Methods: In this national, multicenter, and controlled trial, 80 pairs of kidneys recovered from brain-dead deceased donors were randomized to cold storage or machine perfusion, transplanted, and followed up for 12 months. The primary endpoint was the incidence of DGF. Secondary endpoints included the duration of DGF, hospital stay, primary nonfunction, estimated glomerular filtration rate, acute rejection, and allograft and patient survivals.
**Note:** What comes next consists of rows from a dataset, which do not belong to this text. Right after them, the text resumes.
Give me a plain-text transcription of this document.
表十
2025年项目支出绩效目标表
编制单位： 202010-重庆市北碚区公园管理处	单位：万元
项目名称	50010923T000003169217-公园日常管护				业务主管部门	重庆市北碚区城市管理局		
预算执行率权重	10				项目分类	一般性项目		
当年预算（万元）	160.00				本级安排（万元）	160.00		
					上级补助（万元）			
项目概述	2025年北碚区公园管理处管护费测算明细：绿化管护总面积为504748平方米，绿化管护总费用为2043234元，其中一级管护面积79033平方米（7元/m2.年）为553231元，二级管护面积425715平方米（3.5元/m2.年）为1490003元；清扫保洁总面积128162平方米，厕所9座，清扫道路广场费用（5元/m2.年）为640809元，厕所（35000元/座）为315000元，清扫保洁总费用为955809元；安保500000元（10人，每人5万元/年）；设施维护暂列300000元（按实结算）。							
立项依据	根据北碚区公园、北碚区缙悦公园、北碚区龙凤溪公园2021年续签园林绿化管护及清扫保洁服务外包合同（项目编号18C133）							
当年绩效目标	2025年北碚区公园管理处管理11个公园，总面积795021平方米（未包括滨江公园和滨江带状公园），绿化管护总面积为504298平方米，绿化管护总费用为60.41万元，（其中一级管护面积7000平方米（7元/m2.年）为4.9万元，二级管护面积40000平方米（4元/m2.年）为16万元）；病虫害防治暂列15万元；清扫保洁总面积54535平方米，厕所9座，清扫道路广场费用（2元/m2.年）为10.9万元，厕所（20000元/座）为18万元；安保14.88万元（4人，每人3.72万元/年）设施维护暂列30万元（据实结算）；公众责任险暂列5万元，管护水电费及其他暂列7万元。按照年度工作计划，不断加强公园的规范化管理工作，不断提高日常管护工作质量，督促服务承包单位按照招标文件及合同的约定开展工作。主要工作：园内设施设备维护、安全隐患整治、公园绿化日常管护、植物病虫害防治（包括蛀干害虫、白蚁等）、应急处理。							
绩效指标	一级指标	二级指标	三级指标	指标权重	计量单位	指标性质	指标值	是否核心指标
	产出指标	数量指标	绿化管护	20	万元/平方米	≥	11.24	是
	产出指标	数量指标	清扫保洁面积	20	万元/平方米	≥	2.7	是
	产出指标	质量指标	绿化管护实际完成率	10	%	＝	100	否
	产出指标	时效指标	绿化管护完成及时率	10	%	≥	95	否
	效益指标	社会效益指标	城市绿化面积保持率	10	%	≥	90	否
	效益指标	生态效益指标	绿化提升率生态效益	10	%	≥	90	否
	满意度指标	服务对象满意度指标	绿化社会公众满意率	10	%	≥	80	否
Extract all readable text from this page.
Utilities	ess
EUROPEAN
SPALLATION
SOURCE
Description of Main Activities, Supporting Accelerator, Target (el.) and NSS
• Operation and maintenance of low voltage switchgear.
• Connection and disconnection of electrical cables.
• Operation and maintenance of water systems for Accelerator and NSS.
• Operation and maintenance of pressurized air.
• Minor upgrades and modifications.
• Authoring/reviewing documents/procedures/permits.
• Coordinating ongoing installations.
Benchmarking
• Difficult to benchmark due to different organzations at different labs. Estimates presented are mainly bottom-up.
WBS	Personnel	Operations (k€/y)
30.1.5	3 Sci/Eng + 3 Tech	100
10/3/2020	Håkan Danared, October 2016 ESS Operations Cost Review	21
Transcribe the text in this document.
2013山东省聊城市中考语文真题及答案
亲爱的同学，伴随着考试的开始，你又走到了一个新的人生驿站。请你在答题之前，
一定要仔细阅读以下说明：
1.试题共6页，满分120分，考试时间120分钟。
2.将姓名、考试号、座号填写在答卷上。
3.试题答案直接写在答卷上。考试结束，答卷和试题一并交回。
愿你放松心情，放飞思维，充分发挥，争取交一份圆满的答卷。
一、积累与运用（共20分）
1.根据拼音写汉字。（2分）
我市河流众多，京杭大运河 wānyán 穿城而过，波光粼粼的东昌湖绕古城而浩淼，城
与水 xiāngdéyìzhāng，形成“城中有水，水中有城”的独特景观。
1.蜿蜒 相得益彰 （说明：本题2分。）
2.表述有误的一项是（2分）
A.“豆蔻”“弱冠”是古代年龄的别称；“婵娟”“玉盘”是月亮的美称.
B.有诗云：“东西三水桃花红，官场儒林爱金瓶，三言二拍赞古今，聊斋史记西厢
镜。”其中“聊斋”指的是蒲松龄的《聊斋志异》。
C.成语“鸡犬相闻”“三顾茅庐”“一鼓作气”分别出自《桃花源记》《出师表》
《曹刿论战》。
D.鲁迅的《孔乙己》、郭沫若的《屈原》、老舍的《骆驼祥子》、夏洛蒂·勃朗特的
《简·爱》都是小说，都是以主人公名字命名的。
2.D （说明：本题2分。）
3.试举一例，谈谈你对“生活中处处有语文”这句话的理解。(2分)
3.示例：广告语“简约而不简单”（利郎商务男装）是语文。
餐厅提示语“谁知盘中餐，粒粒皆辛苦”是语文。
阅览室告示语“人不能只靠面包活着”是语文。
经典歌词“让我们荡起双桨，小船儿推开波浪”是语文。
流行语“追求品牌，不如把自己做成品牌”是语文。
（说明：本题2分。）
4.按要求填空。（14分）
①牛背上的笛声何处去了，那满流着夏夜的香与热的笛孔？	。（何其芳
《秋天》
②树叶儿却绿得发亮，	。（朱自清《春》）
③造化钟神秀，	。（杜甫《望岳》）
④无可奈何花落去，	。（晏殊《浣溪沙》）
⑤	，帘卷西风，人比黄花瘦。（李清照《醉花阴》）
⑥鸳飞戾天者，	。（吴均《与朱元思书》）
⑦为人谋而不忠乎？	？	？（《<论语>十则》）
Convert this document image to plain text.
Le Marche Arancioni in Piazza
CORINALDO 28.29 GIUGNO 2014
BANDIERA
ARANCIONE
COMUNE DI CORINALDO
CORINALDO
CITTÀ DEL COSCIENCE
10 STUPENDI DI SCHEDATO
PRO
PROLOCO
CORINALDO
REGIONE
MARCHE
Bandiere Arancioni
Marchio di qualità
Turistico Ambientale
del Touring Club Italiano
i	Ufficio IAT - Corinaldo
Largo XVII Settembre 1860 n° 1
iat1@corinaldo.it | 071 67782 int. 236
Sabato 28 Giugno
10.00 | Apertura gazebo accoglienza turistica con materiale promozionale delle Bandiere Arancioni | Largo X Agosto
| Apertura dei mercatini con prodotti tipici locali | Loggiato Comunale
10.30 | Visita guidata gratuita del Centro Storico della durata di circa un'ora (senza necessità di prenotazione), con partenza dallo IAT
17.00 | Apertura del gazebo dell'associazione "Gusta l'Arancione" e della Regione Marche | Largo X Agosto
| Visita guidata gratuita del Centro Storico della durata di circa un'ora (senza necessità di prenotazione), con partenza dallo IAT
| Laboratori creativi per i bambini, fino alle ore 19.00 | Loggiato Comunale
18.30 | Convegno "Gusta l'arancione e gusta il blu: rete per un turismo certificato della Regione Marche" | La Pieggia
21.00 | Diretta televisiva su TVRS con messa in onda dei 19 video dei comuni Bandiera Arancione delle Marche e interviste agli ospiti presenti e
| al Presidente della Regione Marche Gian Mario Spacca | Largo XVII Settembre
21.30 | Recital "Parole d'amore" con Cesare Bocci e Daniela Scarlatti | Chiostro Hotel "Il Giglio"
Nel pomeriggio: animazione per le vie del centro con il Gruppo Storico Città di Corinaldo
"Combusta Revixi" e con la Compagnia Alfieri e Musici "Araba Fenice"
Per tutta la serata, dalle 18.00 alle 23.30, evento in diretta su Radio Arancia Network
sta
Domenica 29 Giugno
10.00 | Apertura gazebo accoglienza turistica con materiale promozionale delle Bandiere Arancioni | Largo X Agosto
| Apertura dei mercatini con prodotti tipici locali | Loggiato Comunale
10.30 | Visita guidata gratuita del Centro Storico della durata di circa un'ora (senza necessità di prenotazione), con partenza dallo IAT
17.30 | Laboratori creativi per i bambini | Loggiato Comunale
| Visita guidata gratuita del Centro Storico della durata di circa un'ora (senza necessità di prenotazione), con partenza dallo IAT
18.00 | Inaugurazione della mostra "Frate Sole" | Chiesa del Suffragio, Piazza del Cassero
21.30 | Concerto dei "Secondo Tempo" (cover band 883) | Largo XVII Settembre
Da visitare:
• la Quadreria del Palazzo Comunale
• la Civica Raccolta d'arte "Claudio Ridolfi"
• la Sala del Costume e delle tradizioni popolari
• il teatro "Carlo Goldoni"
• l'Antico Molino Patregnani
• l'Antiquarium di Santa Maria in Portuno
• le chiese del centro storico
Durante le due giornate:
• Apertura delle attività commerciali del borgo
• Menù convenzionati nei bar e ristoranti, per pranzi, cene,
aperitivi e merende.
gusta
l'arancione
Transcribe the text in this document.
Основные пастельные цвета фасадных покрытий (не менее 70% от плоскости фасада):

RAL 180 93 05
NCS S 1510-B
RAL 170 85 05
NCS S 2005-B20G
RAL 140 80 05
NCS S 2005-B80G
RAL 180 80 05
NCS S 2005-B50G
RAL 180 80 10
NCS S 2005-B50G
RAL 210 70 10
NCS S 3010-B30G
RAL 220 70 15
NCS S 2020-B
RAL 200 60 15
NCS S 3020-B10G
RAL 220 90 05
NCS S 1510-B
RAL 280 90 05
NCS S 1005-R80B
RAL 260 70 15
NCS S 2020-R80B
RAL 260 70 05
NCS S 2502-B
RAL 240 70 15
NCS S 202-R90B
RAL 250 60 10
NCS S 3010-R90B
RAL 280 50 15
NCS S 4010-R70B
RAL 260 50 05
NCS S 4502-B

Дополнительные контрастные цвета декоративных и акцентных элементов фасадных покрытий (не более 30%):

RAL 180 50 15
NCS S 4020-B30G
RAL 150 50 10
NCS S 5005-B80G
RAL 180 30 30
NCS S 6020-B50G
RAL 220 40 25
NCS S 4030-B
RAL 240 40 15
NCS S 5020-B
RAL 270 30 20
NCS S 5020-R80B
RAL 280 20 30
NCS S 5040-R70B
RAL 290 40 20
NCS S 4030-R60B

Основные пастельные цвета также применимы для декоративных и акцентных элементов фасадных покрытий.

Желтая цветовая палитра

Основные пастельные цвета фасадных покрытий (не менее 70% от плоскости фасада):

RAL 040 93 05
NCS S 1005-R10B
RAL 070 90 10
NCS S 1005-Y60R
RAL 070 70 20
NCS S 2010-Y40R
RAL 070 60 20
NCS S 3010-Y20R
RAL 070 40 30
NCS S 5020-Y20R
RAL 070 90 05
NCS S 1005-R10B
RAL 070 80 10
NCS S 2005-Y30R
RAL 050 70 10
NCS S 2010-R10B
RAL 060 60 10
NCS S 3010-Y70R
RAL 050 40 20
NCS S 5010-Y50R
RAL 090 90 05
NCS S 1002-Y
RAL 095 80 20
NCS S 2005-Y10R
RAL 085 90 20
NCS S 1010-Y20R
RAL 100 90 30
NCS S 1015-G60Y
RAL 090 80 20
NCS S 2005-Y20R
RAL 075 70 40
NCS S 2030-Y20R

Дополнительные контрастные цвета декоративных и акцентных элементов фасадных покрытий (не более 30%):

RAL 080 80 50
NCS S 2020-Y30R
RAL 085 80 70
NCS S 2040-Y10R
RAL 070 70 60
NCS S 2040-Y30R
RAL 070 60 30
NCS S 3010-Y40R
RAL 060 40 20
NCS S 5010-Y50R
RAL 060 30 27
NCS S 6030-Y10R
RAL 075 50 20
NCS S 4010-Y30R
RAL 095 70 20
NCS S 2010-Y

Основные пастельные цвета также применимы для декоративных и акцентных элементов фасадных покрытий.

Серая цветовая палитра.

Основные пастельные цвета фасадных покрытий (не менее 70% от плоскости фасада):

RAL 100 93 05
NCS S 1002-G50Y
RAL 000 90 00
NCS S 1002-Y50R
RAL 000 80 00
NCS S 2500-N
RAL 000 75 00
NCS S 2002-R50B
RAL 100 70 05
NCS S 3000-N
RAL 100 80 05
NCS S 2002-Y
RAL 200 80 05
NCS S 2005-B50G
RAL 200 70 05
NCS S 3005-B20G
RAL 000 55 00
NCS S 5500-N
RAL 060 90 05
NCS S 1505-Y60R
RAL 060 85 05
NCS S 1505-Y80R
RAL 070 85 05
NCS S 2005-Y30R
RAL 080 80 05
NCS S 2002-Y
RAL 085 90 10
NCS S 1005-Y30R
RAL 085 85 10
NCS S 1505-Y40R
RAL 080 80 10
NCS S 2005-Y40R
Results: Mean cold ischemia time was high but not different between the 2 groups (25.6 ± 6.6 hours vs 25.05 ± 6.3 hours, 0.937). The incidence of DGF was lower in the machine perfusion compared with cold storage group (61% vs. 45%, P = 0.031). Machine perfusion was independently associated with a reduced risk of DGF (odds ratio, 0.49; 95% confidence interval, 0.26-0.95). Mean estimated glomerular filtration rate tended to be higher at day 28 (40.6 ± 19.9 mL/min per 1.73 m2 vs 49.0 ± 26.9 mL/min per 1.73 m2; P = 0.262) and 1 year (48.3 ± 19.8 mL/min per 1.73 m2 vs 54.4 ± 28.6 mL/min per 1.73 m2; P = 0.201) in the machine perfusion group. No differences in the incidence of acute rejection, primary nonfunction (0% vs 2.5%), graft loss (7.5% vs 10%), or death (8.8% vs 6.3%) were observed.
Conclusions: In this cohort of recipients of deceased donor kidneys with high mean cold ischemia time and high incidence of DGF, the use of continuous machine perfusion was associated with a reduced risk of DGF compared with the traditional cold storage preservation method.